Ces deux corps qui ne semblaient avoir aucune honte de leur nudité. Je ne savais comment me tenir, rougissais. La négresse m’a fait penser à Leopoldus entrevu jadis sous la douche. La maigreur de Rodrigo m’a frappé ainsi que l’abondance et la noirceur des poils qui lui couvraient le ventre, les cuisses. […] L’idée que l’amour fît mal me désorientait. […] Rodrigo m’a demandé de revenir plus tard, le temps de « faire le mal », a-t-il ajouté, l’air de m’apporter ainsi la preuve que sa damnation se trouvait bel et bien fondée. (p. 86)

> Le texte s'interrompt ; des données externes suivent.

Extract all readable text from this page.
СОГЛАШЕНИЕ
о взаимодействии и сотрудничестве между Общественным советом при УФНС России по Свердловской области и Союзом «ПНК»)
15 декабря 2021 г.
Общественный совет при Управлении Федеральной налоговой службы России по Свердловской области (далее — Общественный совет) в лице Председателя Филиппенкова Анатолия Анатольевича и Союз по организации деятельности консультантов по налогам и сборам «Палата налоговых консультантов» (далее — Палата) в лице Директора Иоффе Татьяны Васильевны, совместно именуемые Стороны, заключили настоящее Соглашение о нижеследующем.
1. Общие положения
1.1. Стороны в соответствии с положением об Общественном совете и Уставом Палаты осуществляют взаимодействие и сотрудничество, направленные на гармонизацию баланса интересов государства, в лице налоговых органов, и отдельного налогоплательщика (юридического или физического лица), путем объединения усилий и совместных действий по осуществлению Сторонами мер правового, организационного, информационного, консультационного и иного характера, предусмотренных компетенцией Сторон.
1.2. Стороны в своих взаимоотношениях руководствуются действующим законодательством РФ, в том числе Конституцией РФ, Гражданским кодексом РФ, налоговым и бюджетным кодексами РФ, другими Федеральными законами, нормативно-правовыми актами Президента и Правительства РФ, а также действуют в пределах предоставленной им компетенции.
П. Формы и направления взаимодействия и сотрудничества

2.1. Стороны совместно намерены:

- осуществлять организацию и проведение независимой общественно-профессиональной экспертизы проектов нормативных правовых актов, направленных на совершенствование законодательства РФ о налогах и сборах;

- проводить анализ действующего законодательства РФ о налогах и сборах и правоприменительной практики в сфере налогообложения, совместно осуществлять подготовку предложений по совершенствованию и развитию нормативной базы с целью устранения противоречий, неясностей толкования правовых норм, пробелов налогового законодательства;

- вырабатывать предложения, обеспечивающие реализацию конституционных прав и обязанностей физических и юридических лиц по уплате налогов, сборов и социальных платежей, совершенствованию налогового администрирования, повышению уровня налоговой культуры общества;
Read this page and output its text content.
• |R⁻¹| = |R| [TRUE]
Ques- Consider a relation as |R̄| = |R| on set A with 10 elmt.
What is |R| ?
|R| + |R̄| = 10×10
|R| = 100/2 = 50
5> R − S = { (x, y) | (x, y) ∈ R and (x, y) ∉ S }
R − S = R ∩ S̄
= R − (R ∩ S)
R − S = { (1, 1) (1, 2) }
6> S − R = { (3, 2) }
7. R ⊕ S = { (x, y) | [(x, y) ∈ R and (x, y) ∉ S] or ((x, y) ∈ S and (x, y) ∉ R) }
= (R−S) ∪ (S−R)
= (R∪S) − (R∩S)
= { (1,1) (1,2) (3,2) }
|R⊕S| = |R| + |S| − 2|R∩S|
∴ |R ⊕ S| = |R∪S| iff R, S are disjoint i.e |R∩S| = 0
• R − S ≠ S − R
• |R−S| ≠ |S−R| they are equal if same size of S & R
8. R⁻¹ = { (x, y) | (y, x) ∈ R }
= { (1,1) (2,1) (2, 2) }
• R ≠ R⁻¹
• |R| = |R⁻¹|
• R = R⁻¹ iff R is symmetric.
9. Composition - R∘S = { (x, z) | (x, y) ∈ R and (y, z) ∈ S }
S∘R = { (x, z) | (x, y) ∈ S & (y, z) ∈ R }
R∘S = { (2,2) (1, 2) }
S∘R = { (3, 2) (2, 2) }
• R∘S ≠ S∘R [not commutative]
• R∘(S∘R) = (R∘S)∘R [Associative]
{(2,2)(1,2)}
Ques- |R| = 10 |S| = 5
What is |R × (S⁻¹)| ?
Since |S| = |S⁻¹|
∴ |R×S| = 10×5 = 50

11Si la scène est ici encore interprétée depuis la perspective du chrétien novice, dont l’initiation se confirme, la narration tend à y opposer une religiosité qui assume le corps et ses pulsions, ainsi que l’ambiguïté troublante de l’expérience sexuelle. De plus, elle laisse ressortir et préfigure l’attirance pour le corps masculin, dont il n’est pas indifférent qu’il soit non-blanc [13]. On observe quelques pages plus loin la contre-figure de « l’Américain », dont tant le corps que la familiarité avec l’animal de compagnie sont décrits avec dégoût :

12

Son ventre plissait, des bourrelets de chair si blanche qu’elle semblait malade, exsangue, renflaient ses hanches. […] La queue du cocker frétillait entre les cuisses glabres et molles de son maître. L’Américain riait. De ma vie je n’avais assisté à scène plus païenne. (p. 93-4)

13À l’inversion du préjugé relatif à la couleur de peau – la blancheur devenant ici maladive, d’autant plus qu’elle s’associe à un excès de chair, qui serait révélateur d’une civilisation malade de son bien-être matériel – s’ajoute la réaffectation paradoxale des déterminants de « chrétien » et « païen ».

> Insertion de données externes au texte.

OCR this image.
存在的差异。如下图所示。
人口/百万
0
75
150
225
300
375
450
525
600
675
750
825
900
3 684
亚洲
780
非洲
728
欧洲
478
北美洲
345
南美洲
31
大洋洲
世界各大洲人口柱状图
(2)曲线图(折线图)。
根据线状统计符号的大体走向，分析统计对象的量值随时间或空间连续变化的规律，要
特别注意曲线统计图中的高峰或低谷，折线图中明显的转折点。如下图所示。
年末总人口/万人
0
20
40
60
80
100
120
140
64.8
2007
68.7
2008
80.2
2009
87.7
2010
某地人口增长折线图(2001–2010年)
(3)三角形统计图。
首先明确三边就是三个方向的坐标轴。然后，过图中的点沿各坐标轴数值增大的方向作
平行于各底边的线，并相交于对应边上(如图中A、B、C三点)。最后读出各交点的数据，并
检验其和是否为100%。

14Le long séjour du protagoniste en Amérique latine confirmera l’image d’un monde autre, plus particulièrement d’un Brésil autre, dont l’altérité ne relève pas du pittoresque géographique, d’ailleurs atypique (des eaux polluées roulent entre les palmiers ; Montevideo est sinistre et déliquescente, suscitant des souvenirs belges) [14], mais se caractérise bien par une brûlante réalité politique et érotique.

15S’il apparaît ainsi d’emblée comme un espace de tentation et de chute potentielle pour le chrétien (p. 105 et 112), on ne sera pas surpris que l’expérience décisive sur le plan sexuel (hétéro et homo) soit celle du carnaval de Rio, dont l’auteur confirme l’image stéréotypée en même temps qu’il la met en question : « Les gens ne mentaient pas, n’exagéraient pas : ces jours et ces nuits ont tenu de la folie » (p. 116). Il s’agit bien sûr d’un espace-temps singulier, évoqué en des pages aussi sensuelles que crues, mais qui ne ferait que catalyser des traits caractéristiques de la civilisation latino-américaine et plus spécifiquement afro-brésilienne : culte du corps, de la danse, du rythme. L’image n’est cependant pas celle d’une sexualité « lumineuse » : cette civilisation elle-même a dû composer avec le catholicisme, ce qui a enrichi mais aussi conditionné son érotisme [15]; par ailleurs, sa composante machiste nourrit les préjugés à l’égard de l’homosexualité [16], quand celle-ci y serait pourtant plus naturellement acceptable; enfin, ce qu’elle offre au chrétien – en tout cas au protagoniste de ce roman et des suivants de Detrez – c’est l’occasion d’aller au bout, physiquement et spirituellement, d’une expérience du sexe et de la passion qui est intimement problématique, marquée par la souffrance heureuse et le douteux remords (cf. supra).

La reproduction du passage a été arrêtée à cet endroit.